Having a focused list of research priorities provides a way for soil scientists to get the attention of politicians and policy makers, Brown said.
It’s hard to pick out one area of soil research that is particularly crucial, Brown said.
However, a better understanding of the bacteria and microbiological communities in soil is definitely high on the list.
“Our emphasis in society in the last 75 to 80 years has been on killing bad microorganisms rather than fostering good ones,” said Brown, whose web page says she is focused on cleaning things up, specifically contaminated soils.
“What if we got this backwards? What if the right approach is to foster the good ones and let them kill the bad ones?”
Alan Moulin, an Agriculture Canada soil management scientist in Brandon, said scientists don’t understand how and why plants respond to nutrients like nitrogen.
Current knowledge is based on years of field trial data, in which an amount of nitrogen is added to a crop to produce a particular result.
“But do we really understand what’s happening in terms of biochemical processes in the microbial community? Which microbes are involved in denitrification…. What percentage is attributed to each microbial pool?”
While the Grand Challenges may help soil scientists lobby policy makers, it’s hard to envision how it will get the public excited about soil.
Bertsch acknowledged the SSSA and other organizations need other programs to educate the public, but they have had a few successes, including a soil exhibit that ran at the Smithsonian for 18 months.
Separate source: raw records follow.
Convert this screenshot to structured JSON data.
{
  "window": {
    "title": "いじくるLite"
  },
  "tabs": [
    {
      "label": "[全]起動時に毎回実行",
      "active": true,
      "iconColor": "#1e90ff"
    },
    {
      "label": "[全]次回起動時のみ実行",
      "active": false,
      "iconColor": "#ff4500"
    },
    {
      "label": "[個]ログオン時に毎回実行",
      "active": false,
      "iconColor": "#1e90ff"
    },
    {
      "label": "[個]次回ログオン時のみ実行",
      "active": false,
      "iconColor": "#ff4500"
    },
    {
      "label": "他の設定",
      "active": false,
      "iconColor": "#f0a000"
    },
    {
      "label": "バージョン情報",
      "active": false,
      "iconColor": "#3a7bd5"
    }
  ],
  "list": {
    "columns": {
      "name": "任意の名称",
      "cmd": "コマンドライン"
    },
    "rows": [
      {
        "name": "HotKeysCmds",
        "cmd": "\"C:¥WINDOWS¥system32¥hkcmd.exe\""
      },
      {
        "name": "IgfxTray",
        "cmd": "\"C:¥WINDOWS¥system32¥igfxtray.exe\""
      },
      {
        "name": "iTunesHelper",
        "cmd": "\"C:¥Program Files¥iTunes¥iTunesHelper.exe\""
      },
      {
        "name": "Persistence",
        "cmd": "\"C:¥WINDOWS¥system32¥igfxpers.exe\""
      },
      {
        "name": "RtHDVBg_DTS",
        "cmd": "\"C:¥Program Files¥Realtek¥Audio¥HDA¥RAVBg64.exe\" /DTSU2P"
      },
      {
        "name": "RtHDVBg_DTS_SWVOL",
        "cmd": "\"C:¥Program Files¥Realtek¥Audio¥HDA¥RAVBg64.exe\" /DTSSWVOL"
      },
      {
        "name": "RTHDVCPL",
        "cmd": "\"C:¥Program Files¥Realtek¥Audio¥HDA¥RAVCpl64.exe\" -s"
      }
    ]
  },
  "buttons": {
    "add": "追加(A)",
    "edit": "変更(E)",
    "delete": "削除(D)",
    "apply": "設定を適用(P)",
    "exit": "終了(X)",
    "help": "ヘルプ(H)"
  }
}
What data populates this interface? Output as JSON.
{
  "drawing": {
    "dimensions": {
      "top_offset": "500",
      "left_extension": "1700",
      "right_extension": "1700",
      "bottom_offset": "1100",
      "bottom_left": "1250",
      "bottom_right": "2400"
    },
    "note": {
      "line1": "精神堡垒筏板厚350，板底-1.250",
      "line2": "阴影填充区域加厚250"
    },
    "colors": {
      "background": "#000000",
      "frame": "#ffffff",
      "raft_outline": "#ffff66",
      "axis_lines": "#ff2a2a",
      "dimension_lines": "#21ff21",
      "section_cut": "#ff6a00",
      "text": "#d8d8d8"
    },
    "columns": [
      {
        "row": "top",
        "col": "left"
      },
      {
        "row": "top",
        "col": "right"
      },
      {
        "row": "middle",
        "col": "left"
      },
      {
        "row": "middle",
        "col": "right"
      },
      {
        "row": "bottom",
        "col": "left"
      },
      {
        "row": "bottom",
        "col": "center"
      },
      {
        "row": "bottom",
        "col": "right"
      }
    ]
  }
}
When the SSSA first approached the museum, Bertsch said, staff weren’t convinced that people would want to learn about soil.
“What happened, though, is that it became one of the most successful exhibits of its kind at the Smithsonian,” said Bertsch, who added the exhibit, which closed January 2010, drew more than two million visitors.
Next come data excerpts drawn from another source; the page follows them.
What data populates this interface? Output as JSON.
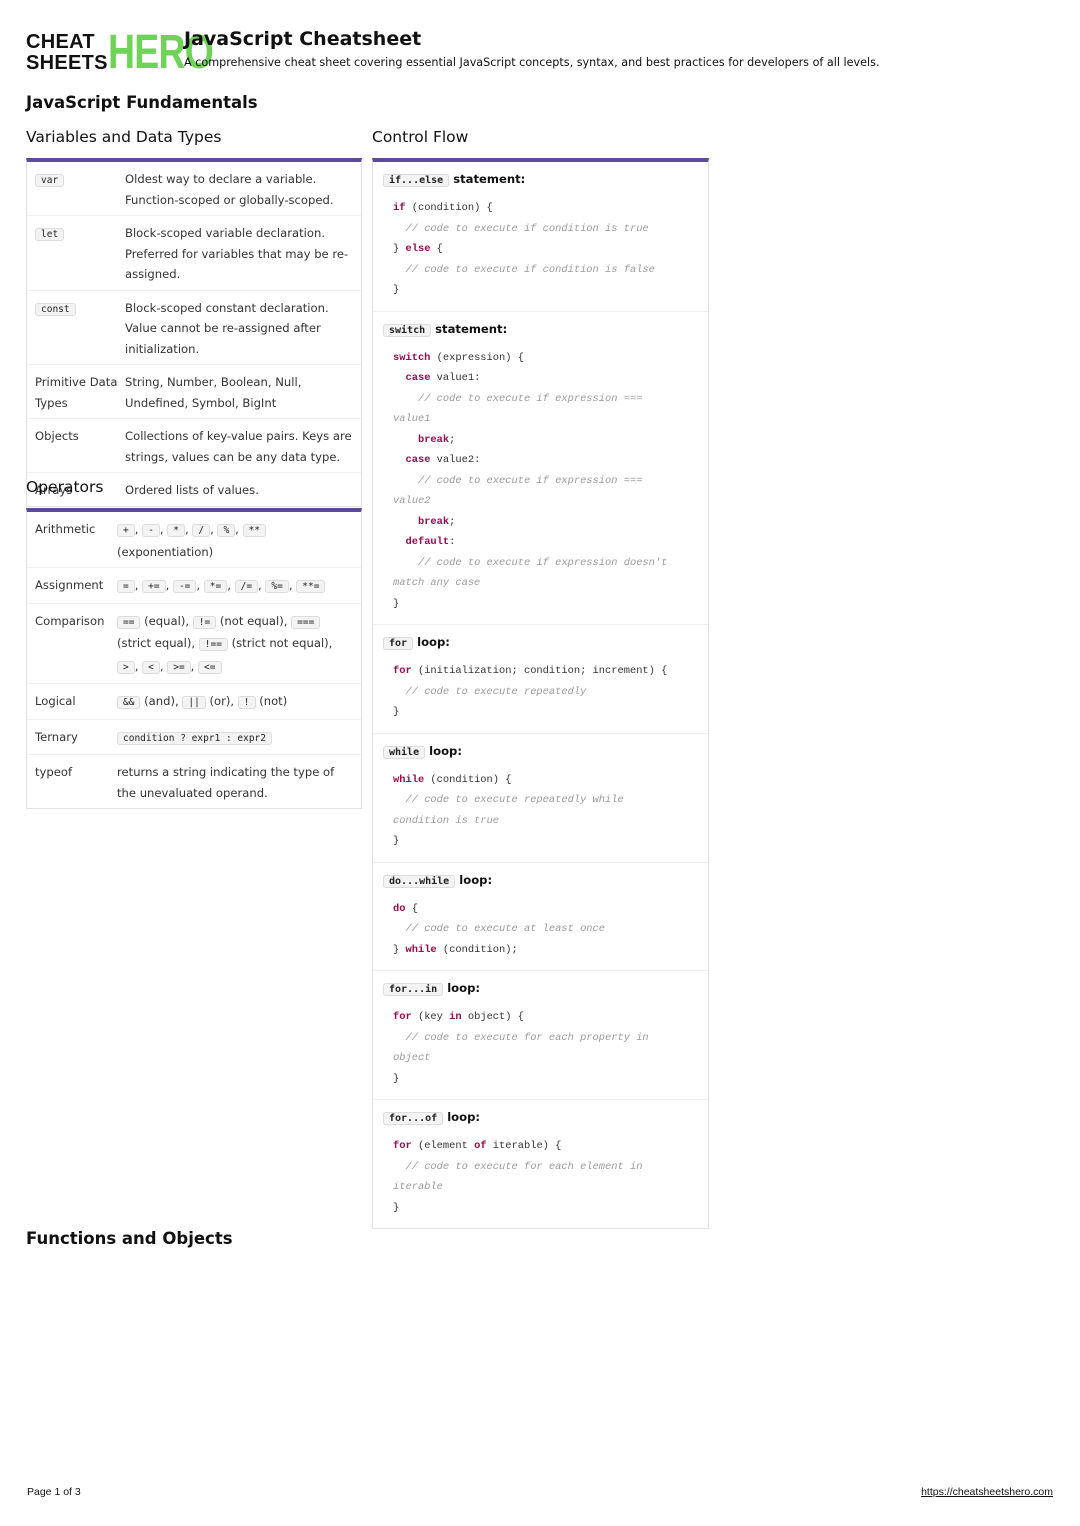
{
  "logo": {
    "line1": "CHEAT",
    "line2": "SHEETS",
    "hero": "HERO"
  },
  "header": {
    "title": "JavaScript Cheatsheet",
    "subtitle": "A comprehensive cheat sheet covering essential JavaScript concepts, syntax, and best practices for developers of all levels."
  },
  "sections": {
    "fundamentals": "JavaScript Fundamentals",
    "functions": "Functions and Objects"
  },
  "variables": {
    "title": "Variables and Data Types",
    "rows": [
      {
        "key": "var",
        "key_is_code": true,
        "value": "Oldest way to declare a variable. Function-scoped or globally-scoped."
      },
      {
        "key": "let",
        "key_is_code": true,
        "value": "Block-scoped variable declaration. Preferred for variables that may be re-assigned."
      },
      {
        "key": "const",
        "key_is_code": true,
        "value": "Block-scoped constant declaration. Value cannot be re-assigned after initialization."
      },
      {
        "key": "Primitive Data Types",
        "key_is_code": false,
        "value": "String, Number, Boolean, Null, Undefined, Symbol, BigInt"
      },
      {
        "key": "Objects",
        "key_is_code": false,
        "value": "Collections of key-value pairs. Keys are strings, values can be any data type."
      },
      {
        "key": "Arrays",
        "key_is_code": false,
        "value": "Ordered lists of values."
      }
    ]
  },
  "operators": {
    "title": "Operators",
    "rows": [
      {
        "key": "Arithmetic",
        "parts": [
          [
            "c",
            "+"
          ],
          [
            "t",
            ", "
          ],
          [
            "c",
            "-"
          ],
          [
            "t",
            ", "
          ],
          [
            "c",
            "*"
          ],
          [
            "t",
            ", "
          ],
          [
            "c",
            "/"
          ],
          [
            "t",
            ", "
          ],
          [
            "c",
            "%"
          ],
          [
            "t",
            ", "
          ],
          [
            "c",
            "**"
          ],
          [
            "t",
            " (exponentiation)"
          ]
        ]
      },
      {
        "key": "Assignment",
        "parts": [
          [
            "c",
            "="
          ],
          [
            "t",
            ", "
          ],
          [
            "c",
            "+="
          ],
          [
            "t",
            ", "
          ],
          [
            "c",
            "-="
          ],
          [
            "t",
            ", "
          ],
          [
            "c",
            "*="
          ],
          [
            "t",
            ", "
          ],
          [
            "c",
            "/="
          ],
          [
            "t",
            ", "
          ],
          [
            "c",
            "%="
          ],
          [
            "t",
            ", "
          ],
          [
            "c",
            "**="
          ]
        ]
      },
      {
        "key": "Comparison",
        "parts": [
          [
            "c",
            "=="
          ],
          [
            "t",
            " (equal), "
          ],
          [
            "c",
            "!="
          ],
          [
            "t",
            " (not equal), "
          ],
          [
            "c",
            "==="
          ],
          [
            "t",
            " (strict equal), "
          ],
          [
            "c",
            "!=="
          ],
          [
            "t",
            " (strict not equal), "
          ],
          [
            "c",
            ">"
          ],
          [
            "t",
            ", "
          ],
          [
            "c",
            "<"
          ],
          [
            "t",
            ", "
          ],
          [
            "c",
            ">="
          ],
          [
            "t",
            ", "
          ],
          [
            "c",
            "<="
          ]
        ]
      },
      {
        "key": "Logical",
        "parts": [
          [
            "c",
            "&&"
          ],
          [
            "t",
            " (and), "
          ],
          [
            "c",
            "||"
          ],
          [
            "t",
            " (or), "
          ],
          [
            "c",
            "!"
          ],
          [
            "t",
            " (not)"
          ]
        ]
      },
      {
        "key": "Ternary",
        "parts": [
          [
            "c",
            "condition ? expr1 : expr2"
          ]
        ]
      },
      {
        "key": "typeof",
        "parts": [
          [
            "t",
            "returns a string indicating the type of the unevaluated operand."
          ]
        ]
      }
    ]
  },
  "control_flow": {
    "title": "Control Flow",
    "blocks": [
      {
        "code_label": "if...else",
        "label": " statement:",
        "lines": [
          [
            [
              "k",
              "if"
            ],
            [
              "p",
              " (condition) {"
            ]
          ],
          [
            [
              "p",
              "  "
            ],
            [
              "m",
              "// code to execute if condition is true"
            ]
          ],
          [
            [
              "p",
              "} "
            ],
            [
              "k",
              "else"
            ],
            [
              "p",
              " {"
            ]
          ],
          [
            [
              "p",
              "  "
            ],
            [
              "m",
              "// code to execute if condition is false"
            ]
          ],
          [
            [
              "p",
              "}"
            ]
          ]
        ]
      },
      {
        "code_label": "switch",
        "label": " statement:",
        "lines": [
          [
            [
              "k",
              "switch"
            ],
            [
              "p",
              " (expression) {"
            ]
          ],
          [
            [
              "p",
              "  "
            ],
            [
              "k",
              "case"
            ],
            [
              "p",
              " value1:"
            ]
          ],
          [
            [
              "p",
              "    "
            ],
            [
              "m",
              "// code to execute if expression === value1"
            ]
          ],
          [
            [
              "p",
              "    "
            ],
            [
              "k",
              "break"
            ],
            [
              "p",
              ";"
            ]
          ],
          [
            [
              "p",
              "  "
            ],
            [
              "k",
              "case"
            ],
            [
              "p",
              " value2:"
            ]
          ],
          [
            [
              "p",
              "    "
            ],
            [
              "m",
              "// code to execute if expression === value2"
            ]
          ],
          [
            [
              "p",
              "    "
            ],
            [
              "k",
              "break"
            ],
            [
              "p",
              ";"
            ]
          ],
          [
            [
              "p",
              "  "
            ],
            [
              "k",
              "default"
            ],
            [
              "p",
              ":"
            ]
          ],
          [
            [
              "p",
              "    "
            ],
            [
              "m",
              "// code to execute if expression doesn't match any case"
            ]
          ],
          [
            [
              "p",
              "}"
            ]
          ]
        ]
      },
      {
        "code_label": "for",
        "label": " loop:",
        "lines": [
          [
            [
              "k",
              "for"
            ],
            [
              "p",
              " (initialization; condition; increment) {"
            ]
          ],
          [
            [
              "p",
              "  "
            ],
            [
              "m",
              "// code to execute repeatedly"
            ]
          ],
          [
            [
              "p",
              "}"
            ]
          ]
        ]
      },
      {
        "code_label": "while",
        "label": " loop:",
        "lines": [
          [
            [
              "k",
              "while"
            ],
            [
              "p",
              " (condition) {"
            ]
          ],
          [
            [
              "p",
              "  "
            ],
            [
              "m",
              "// code to execute repeatedly while condition is true"
            ]
          ],
          [
            [
              "p",
              "}"
            ]
          ]
        ]
      },
      {
        "code_label": "do...while",
        "label": " loop:",
        "lines": [
          [
            [
              "k",
              "do"
            ],
            [
              "p",
              " {"
            ]
          ],
          [
            [
              "p",
              "  "
            ],
            [
              "m",
              "// code to execute at least once"
            ]
          ],
          [
            [
              "p",
              "} "
            ],
            [
              "k",
              "while"
            ],
            [
              "p",
              " (condition);"
            ]
          ]
        ]
      },
      {
        "code_label": "for...in",
        "label": " loop:",
        "lines": [
          [
            [
              "k",
              "for"
            ],
            [
              "p",
              " (key "
            ],
            [
              "k",
              "in"
            ],
            [
              "p",
              " object) {"
            ]
          ],
          [
            [
              "p",
              "  "
            ],
            [
              "m",
              "// code to execute for each property in object"
            ]
          ],
          [
            [
              "p",
              "}"
            ]
          ]
        ]
      },
      {
        "code_label": "for...of",
        "label": " loop:",
        "lines": [
          [
            [
              "k",
              "for"
            ],
            [
              "p",
              " (element "
            ],
            [
              "k",
              "of"
            ],
            [
              "p",
              " iterable) {"
            ]
          ],
          [
            [
              "p",
              "  "
            ],
            [
              "m",
              "// code to execute for each element in iterable"
            ]
          ],
          [
            [
              "p",
              "}"
            ]
          ]
        ]
      }
    ]
  },
  "footer": {
    "page": "Page 1 of 3",
    "url": "https://cheatsheetshero.com"
  },
  "colors": {
    "accent_bar": "#5b4a9a",
    "logo_green": "#6fd35a",
    "keyword": "#9a0b4f",
    "comment": "#9a9a9a"
  }
}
The nuggets of information in the exhibit fascinated many people, he said, such as information on soil’s connection to public health.
“That the biodiversity in soil, mostly microbial, is related to most antibiotics and most anti-cancer drugs that are discovered,” noted Bertsch, who specializes in soil and environmental chemistry at the University of Kentucky.
Aside from medical implications, Bertsch said the public should know modern civilization could collapse if soil is mismanaged.
As proof, he pointed toDirt : The Erosion of Civilizations,which was written by David Montgomery of the University of Washington.
“It largely provides anthropological evidence that the destruction of the soil resource is ultimately what destroyed societies.”